I table that letter for the interest of members. It sets out the Government's position and our reliance on good faith from the AMA. I hope that we get it when they go to the Industrial Relations Commission tomorrow.

MR KAINE (11.59): Madam Speaker, I have listened to the debate this morning, which has gone on for a quite long time. The thing that concerns me is that the same vitriolic approach to the subject that has been taken on the floor of the house has obviously been taken outside it. I simply make an appeal for commonsense to prevail in this business. We are not talking about some minor matter. We are talking about the possibility of a total collapse of our health system. We are talking about a situation where people needing urgent surgery simply cannot get it without being put in an ambulance or on an aeroplane and sent to another capital city to have that treatment. That is unacceptable.

I put myself in the position of the 300,000 people out there who have not been privy to this debate. I do not know the ins and outs of the pros and cons of the argument; I have not been involved in it. But nothing has convinced me this morning that any kind of commonsense has been applied to the debate so far. The Minister says that there has been five months' worth of negotiation; at the same time, he says that he has spoken to the VMOs once. Where on earth is commonsense?

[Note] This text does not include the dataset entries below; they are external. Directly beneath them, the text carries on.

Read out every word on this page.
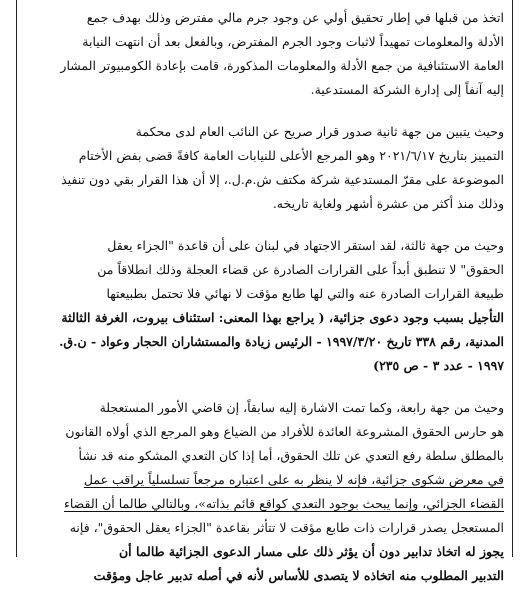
اتخذ من قبلها في إطار تحقيق أولي عن وجود جرم مالي مفترض وذلك بهدف جمع
الأدلة والمعلومات تمهيداً لاثبات وجود الجرم المفترض، وبالفعل بعد أن انتهت النيابة
العامة الاستئنافية من جمع الأدلة والمعلومات المذكورة، قامت بإعادة الكومبيوتر المشار
إليه آنفاً إلى إدارة الشركة المستدعية.
وحيث يتبين من جهة ثانية صدور قرار صريح عن النائب العام لدى محكمة
التمييز بتاريخ ٢٠٢١/٦/١٧ وهو المرجع الأعلى للنيابات العامة كافةً قضى بفض الأختام
الموضوعة على مقرّ المستدعية شركة مكتف ش.م.ل.، إلا أن هذا القرار بقي دون تنفيذ
وذلك منذ أكثر من عشرة أشهر ولغاية تاريخه.
وحيث من جهة ثالثة، لقد استقر الاجتهاد في لبنان على أن قاعدة "الجزاء يعقل
الحقوق" لا تنطبق أبداً على القرارات الصادرة عن قضاء العجلة وذلك انطلاقاً من
طبيعة القرارات الصادرة عنه والتي لها طابع مؤقت لا نهائي فلا تحتمل بطبيعتها
التأجيل بسبب وجود دعوى جزائية، ( يراجع بهذا المعنى: استئناف بيروت، الغرفة الثالثة
المدنية، رقم ٣٣٨ تاريخ ١٩٩٧/٣/٢٠ - الرئيس زيادة والمستشاران الحجار وعواد - ن.ق.
١٩٩٧ - عدد ٣ - ص ٢٣٥)
وحيث من جهة رابعة، وكما تمت الاشارة إليه سابقاً، إن قاضي الأمور المستعجلة
هو حارس الحقوق المشروعة العائدة للأفراد من الضياع وهو المرجع الذي أولاه القانون
بالمطلق سلطة رفع التعدي عن تلك الحقوق، أما إذا كان التعدي المشكو منه قد نشأ
في معرض شكوى جزائية، فإنه لا ينظر به على اعتباره مرجعاً تسلسلياً يراقب عمل
القضاء الجزائي، وإنما يبحث بوجود التعدي كواقع قائم بذاته»، وبالتالي طالما أن القضاء
المستعجل يصدر قرارات ذات طابع مؤقت لا تتأثر بقاعدة "الجزاء يعقل الحقوق"، فإنه
يجوز له اتخاذ تدابير دون أن يؤثر ذلك على مسار الدعوى الجزائية طالما أن
التدبير المطلوب منه اتخاذه لا يتصدى للأساس لأنه في أصله تدبير عاجل ومؤقت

I think we have a problem here that we are going to have difficulty getting around. Both the person moving this motion and the Minister are ex-trade union officials, and they see the resolution of problems only in the context of the formal arbitration and conciliation system that applies for trade unions. They need to see this problem from a different viewpoint. They need to view it from the position of the rest of us, who are not industrial relations experts, nor do we want to be, but we do want to see a resolution of this problem. Rushing in, as the Minister seems to be doing, without any decent discussion at all at his level, rushing into the arbitration system, which was not set up for resolving this kind of dispute in the first place, is rushing headlong into a very formal conflict resolution problem that we do not need to get into. I am absolutely confident that if the Minister were to spend more than 10 minutes talking to the VMOs face to face - - -

Mr Berry: I have done - three hours.

Mrs Carnell: Once.

Mr Berry: No, I have met them on another occasion as well.

MR KAINE: You have told us that it was only once. I find it quite appalling that we have a situation where our hospitals, in terms of surgery, are virtually closed. We have a community of 300,000 people here, plus another couple of hundred thousand out in the hinterland who depend on our hospitals for their medical treatment, and for all practical purposes it has stopped. Who on earth in good conscience could even sit here for two hours this morning and argue the point on the pros and cons of the technicalities? The fact is that we have no operating hospitals.